I went to a shiur tonight where the speaker discussed differing minhagim various communities have, particularly differing nusachs for davening. He said that it is brought down in kaballah that there are twelve windows through which prayers travel into heaven, corresponding to each of the twelve shevatim. If a member of one shevet attempts to daven using the nusach of another shevet, it will try the window dedicated to his shevet and will fail to pass through because it is the wrong kind of prayer for that window. Today no one knows which shevet he’s from, and further, no one knows the proper nusach for each shevet. Therefore it is important that we each keep the nussach we inherited from our forefathers, because that is the one most likely to be the proper match for the shevet we come from.
Leaving aside that the various nussachs we have today evolved slowly, developing regional differences (and to be fair, the speaker did address the various additions that have accumulated over the years), and that it is very unlikely that these differences have any real relationship to differences that may have existed between the prayers used by the various shevatim, this represents a very mechanistic view of the spiritual world. In this view, our prayers aren’t praise and pleas listened to directly by an omniscient Being, but rather are more like an email packet sent over the internet that must be encoded in the proper language and sent to an appropriate decoder to be unpacked and rendered so that the recipient can read it. If the teffilos are in the wrong nusach, they don’t get through, much like a corrupted email lost forever in cyberspace.
This isn’t the first time I’ve come across this idea of the spiritual world functioning according to rigid rules much like the ones that govern physical reality. Perhaps the most unfair halachos are those that apply to a mamzer, a child born of an adulterous or incestuous relationship. The child, through no fault of his own, is a spiritual pariah, denied many of the spiritual rights of other Jews and forbidden to marry anyone except for another mamzer. When I complained about the inherent unfairness of such laws, one of my rabbeim compared a mamzer to a crack baby. It’s not the baby’s fault that his mother used cocaine while she was pregnant, but he is still born with physical and mental impairments. Fair doesn’t enter into the equation. That’s just the way it is.
At the time, I really liked his explanation. It changed the halachos of mamzer from the punishment of an innocent to an unfortunate side effect of his parent’s actions. But it also, like the windows for davening, implies that the spiritual world is a place with natural laws. This concept is found, subtly and not-so-subtly, through much of Judaism. It is very different from the intuitive way we think about a spiritual realm. It implies that, were we able to scientifically investigate this realm, we would be able to form the same sorts of theories we do about the physical world, and perhaps even develop technologies. How about an auto-prayer, guaranteed to deliver your tefilos to the right place every time?

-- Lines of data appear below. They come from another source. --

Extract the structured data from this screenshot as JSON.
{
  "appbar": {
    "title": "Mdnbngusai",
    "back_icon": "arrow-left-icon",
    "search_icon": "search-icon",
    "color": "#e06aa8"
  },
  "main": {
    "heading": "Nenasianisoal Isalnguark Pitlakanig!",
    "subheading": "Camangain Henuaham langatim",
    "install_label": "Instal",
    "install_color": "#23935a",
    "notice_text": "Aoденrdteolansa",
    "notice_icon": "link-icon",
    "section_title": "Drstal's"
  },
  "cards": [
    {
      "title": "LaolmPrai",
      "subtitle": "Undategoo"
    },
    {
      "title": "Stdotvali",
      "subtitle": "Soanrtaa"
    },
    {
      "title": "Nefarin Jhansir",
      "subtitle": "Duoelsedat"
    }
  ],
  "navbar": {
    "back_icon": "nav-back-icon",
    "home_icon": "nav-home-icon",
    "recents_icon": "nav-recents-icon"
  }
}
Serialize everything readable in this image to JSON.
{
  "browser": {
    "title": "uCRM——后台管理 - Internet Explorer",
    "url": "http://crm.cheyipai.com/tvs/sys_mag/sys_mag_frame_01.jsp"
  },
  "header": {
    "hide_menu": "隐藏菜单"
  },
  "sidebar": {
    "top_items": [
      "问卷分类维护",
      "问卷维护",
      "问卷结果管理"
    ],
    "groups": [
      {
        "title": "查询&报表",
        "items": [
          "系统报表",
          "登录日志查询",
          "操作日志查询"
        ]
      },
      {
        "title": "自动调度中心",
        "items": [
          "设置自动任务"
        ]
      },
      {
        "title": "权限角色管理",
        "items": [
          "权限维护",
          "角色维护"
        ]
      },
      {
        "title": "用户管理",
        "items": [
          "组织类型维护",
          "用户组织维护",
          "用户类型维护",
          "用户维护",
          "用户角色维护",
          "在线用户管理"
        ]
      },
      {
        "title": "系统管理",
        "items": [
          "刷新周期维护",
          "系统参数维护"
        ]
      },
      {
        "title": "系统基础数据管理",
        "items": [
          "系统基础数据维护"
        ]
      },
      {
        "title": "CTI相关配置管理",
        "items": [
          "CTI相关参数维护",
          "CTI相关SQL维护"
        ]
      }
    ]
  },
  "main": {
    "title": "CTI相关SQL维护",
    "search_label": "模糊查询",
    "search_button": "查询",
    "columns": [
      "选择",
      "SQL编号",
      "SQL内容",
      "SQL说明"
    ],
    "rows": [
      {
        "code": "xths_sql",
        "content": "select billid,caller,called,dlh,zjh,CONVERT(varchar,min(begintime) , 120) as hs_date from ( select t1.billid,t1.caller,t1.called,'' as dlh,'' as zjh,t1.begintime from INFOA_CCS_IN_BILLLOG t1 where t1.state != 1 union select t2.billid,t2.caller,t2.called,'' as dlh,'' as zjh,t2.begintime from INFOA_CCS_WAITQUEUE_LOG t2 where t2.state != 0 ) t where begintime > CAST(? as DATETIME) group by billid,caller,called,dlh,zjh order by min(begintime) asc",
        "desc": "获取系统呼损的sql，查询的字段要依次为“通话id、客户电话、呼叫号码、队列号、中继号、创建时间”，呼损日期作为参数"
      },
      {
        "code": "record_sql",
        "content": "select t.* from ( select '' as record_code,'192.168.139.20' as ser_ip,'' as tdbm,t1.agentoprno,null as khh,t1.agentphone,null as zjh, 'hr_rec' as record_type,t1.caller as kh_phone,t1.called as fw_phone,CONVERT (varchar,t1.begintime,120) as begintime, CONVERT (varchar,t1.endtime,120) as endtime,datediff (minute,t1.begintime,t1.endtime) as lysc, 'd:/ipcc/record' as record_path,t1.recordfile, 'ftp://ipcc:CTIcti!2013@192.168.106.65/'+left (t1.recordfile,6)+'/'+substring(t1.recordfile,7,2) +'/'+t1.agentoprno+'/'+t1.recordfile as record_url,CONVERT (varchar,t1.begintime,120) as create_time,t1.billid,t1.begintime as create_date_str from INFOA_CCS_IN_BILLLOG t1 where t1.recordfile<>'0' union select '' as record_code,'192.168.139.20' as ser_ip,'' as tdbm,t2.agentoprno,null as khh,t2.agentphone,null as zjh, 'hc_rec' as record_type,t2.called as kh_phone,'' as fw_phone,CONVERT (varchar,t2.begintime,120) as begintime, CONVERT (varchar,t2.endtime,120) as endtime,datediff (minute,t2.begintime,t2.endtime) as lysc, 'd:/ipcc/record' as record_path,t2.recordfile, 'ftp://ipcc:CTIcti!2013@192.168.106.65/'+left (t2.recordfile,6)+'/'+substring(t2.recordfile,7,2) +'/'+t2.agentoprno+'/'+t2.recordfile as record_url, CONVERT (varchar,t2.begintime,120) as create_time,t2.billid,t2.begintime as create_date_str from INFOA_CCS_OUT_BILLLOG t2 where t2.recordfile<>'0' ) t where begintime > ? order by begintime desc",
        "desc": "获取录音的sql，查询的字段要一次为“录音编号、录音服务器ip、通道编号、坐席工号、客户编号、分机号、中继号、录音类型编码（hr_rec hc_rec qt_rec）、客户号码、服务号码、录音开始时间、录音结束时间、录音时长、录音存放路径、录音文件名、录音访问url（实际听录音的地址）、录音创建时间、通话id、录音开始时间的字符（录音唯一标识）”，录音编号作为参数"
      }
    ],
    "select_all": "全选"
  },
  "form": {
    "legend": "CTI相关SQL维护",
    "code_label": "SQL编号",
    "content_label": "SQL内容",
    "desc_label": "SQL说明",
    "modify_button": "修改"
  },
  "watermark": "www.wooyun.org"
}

More importantly, it reflects a view that the way the world is, including the spiritual world, is the way it must be. The analogy between the mamzer and the crack baby could just as easily be posed the other way. Just as it is unfair that someone suffer spiritually for his parents’ actions, it is also unfair that someone should suffer physically for his parent’s actions. A mechanistic approach absolves God of blame only if He didn’t actively choose to make the world the way it is. If He did, then He is ultimately to blame for both the mamzer and the crack baby.
This in turn would bring us to a discussion of exactly what “omnipotent” means, but I’m already too far from my original point.
According to the speaker I heard tonight, davening is not a direct communication between a supplicant and an omniscient Listener. It is instead an incantation that must be precisely fitted to the individual in order to be effective; if it is not, God can’t hear you. It is a redefinition of “prayer” from the way we typically understand it to a ritual which, if not performed in a way properly fitted to our particular tribal heritage, we get neither credit for nor benefit from, regardless of our intentions or even of our ability to know the proper way to pray.
During the question and answer session that followed the speech, not one person addressed this point.
They always do this, G*3. It'a akin to magic, and they use it to rationalize the inefficacy of prayer. God is omnipotent - until he isn't. They use it, effectively, to let him off the hook, and thereby hold on to the ontological security blanket. They can have their cake and eat it, too.